As for the other part, sure, sometimes the seances worked and they managed to snag some poor, clueless ghost, but so what? Claiming that they were necromancers was like saying, fish had two eyes, the Necro kids had two eyes, therefore the Necro kids must be fish.

“What? Did some kid buy a tricked Ouija board? I don’t have time to write an opinion piece, I’m waiting on an important call.”

“Don’t become too familiar, my dear Alex. We do in fact bite,” said Madame Rag, slowly stepping toward him.

“We bite, we chew, and then we swallow,” clarified Mister Bone.

Alex felt the back of his thighs hit the arm of his couch. It always came to this. Ever since he agreed to write articles for "The Sentinel," an online news site with strangely deep pockets, Rag and Bone had become semi-regular visitors with suggestions on what his next article should be.

Rag stepped in close enough that he could smell the reek of formalin on her clothes. She reached up and dragged a fingernail roughly down his unshaven cheek. “I don’t speak of some callow child play-acting. I speak of the real thing. You should know me well enough to know that I do not mess about. I’ll give you the details and you’ll have something out on your little gossip site in the next hour.” Rag pulled out a folded sheet of printed computer paper and handed it to him.

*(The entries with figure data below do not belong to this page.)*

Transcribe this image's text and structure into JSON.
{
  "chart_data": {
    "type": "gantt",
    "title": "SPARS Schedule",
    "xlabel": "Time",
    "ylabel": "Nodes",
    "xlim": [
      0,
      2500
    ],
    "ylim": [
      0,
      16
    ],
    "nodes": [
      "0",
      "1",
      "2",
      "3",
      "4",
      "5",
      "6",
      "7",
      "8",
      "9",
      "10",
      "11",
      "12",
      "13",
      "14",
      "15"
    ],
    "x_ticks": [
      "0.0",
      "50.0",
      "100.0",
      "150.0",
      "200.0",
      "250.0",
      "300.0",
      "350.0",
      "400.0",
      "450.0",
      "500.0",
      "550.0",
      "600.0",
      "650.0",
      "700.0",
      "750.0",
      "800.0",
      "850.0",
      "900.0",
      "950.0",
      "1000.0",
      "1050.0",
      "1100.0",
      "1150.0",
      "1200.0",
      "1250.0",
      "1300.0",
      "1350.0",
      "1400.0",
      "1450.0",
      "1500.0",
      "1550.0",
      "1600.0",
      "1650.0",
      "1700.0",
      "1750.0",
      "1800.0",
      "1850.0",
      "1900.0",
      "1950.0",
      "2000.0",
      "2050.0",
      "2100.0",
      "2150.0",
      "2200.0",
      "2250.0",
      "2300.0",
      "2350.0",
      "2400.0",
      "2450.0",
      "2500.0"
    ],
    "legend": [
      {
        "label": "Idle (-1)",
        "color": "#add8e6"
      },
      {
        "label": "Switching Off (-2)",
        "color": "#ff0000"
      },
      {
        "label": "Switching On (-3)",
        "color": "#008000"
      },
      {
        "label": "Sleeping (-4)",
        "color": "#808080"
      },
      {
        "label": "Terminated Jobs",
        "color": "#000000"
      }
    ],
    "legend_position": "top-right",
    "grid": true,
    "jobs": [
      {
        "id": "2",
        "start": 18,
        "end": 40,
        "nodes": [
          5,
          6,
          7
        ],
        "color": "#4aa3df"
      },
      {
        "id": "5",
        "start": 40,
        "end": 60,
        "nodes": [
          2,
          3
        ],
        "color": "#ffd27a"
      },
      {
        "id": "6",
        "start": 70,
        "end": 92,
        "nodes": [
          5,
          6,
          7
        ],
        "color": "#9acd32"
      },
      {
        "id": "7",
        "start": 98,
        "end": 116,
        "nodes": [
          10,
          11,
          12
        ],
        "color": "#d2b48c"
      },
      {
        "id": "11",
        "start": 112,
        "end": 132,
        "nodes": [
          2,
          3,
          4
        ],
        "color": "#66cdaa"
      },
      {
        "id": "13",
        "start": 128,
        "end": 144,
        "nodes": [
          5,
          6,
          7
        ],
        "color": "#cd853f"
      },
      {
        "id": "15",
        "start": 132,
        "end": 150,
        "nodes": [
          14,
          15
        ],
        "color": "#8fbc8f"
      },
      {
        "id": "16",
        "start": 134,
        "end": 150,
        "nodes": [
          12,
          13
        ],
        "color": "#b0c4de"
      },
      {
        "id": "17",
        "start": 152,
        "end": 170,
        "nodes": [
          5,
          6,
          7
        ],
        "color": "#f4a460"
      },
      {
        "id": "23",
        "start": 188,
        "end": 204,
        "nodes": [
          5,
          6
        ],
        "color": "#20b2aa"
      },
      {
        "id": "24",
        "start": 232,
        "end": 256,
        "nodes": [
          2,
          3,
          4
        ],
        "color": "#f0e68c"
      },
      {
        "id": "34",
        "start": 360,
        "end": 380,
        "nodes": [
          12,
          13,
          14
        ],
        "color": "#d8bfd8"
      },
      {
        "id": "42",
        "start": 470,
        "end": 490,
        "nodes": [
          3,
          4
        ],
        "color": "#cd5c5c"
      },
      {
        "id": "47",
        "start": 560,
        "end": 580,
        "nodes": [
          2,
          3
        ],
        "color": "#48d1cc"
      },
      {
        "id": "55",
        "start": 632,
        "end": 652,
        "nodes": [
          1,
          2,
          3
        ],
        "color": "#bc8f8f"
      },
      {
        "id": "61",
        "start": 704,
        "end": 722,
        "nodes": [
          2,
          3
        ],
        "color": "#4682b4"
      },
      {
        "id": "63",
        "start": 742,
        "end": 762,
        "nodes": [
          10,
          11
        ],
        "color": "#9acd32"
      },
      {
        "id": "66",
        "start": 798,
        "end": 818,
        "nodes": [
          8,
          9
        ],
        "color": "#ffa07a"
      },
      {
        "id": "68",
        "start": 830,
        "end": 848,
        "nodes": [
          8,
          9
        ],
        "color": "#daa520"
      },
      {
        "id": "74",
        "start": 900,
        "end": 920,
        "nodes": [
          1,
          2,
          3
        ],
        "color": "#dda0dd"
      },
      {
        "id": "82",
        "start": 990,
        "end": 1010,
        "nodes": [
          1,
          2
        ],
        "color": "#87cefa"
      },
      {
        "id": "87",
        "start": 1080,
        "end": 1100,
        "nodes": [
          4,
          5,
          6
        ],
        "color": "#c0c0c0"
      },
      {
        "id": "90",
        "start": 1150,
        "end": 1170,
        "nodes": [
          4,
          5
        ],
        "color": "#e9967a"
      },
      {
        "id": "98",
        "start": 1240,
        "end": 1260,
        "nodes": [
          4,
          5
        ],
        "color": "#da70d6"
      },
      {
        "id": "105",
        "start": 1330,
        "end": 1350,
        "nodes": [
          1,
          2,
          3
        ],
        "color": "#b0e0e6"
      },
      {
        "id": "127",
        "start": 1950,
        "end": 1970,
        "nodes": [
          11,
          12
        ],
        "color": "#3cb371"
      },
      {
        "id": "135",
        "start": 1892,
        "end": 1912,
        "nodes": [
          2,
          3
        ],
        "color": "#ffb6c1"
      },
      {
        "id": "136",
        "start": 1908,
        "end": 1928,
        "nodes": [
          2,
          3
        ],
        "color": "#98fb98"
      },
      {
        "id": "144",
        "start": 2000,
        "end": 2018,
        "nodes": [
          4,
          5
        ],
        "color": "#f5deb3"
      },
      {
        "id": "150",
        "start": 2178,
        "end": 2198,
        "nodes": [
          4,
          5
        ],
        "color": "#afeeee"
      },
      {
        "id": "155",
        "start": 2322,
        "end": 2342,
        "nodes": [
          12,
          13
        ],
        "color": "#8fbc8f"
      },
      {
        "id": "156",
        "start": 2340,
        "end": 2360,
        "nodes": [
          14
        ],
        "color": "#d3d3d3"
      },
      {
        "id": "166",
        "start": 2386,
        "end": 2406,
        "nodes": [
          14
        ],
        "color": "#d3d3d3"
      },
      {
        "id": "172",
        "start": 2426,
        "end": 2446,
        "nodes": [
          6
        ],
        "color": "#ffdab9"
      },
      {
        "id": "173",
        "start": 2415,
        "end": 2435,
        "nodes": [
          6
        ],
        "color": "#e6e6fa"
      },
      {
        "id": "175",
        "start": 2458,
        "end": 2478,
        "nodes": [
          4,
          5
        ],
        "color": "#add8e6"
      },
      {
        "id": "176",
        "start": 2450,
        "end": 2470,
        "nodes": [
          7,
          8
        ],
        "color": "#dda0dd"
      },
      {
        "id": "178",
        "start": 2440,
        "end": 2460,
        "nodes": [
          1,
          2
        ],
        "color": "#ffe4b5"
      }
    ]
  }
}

“This will be buried,” Alex said skimming the paper, “There’s nothing to back any of this up, it’s unfounded speculation.”

“That might be true if you were the only person we visited this evening. We all know that if one news site reports it, it’s fluff. If two sites report on it, it’s a story. If ten report it, and enough of the right people spread it around, well, that’s news, and news is the truth.”

Alex glanced back down at the paper and what was written there. Almost against his will, his brain began massaging the information into the shape of a story. He couldn’t really blame it, the poor thing, it was what he’d trained it to do, after all.

“Oh dear, will you look at the time slipping away from you and your, as yet, uneaten fingers!” Rag exclaimed, looking at the non-existent watch on her wrist in mock surprise. “I do hope you fail to have the story written up in time. I have to admit to being a wee bit peckish. I’ve hardly had a thing to eat today. Fifty-nine minutes,” Rag sang out.

“Tick tock. Crunch, crunch.” Mister Bone added.

Alex took off his overcoat and sat back down at his desk. His fingers felt uncomfortably sensitive on the keys as they hopscotched over his keyboard and words began to appear on his monitor.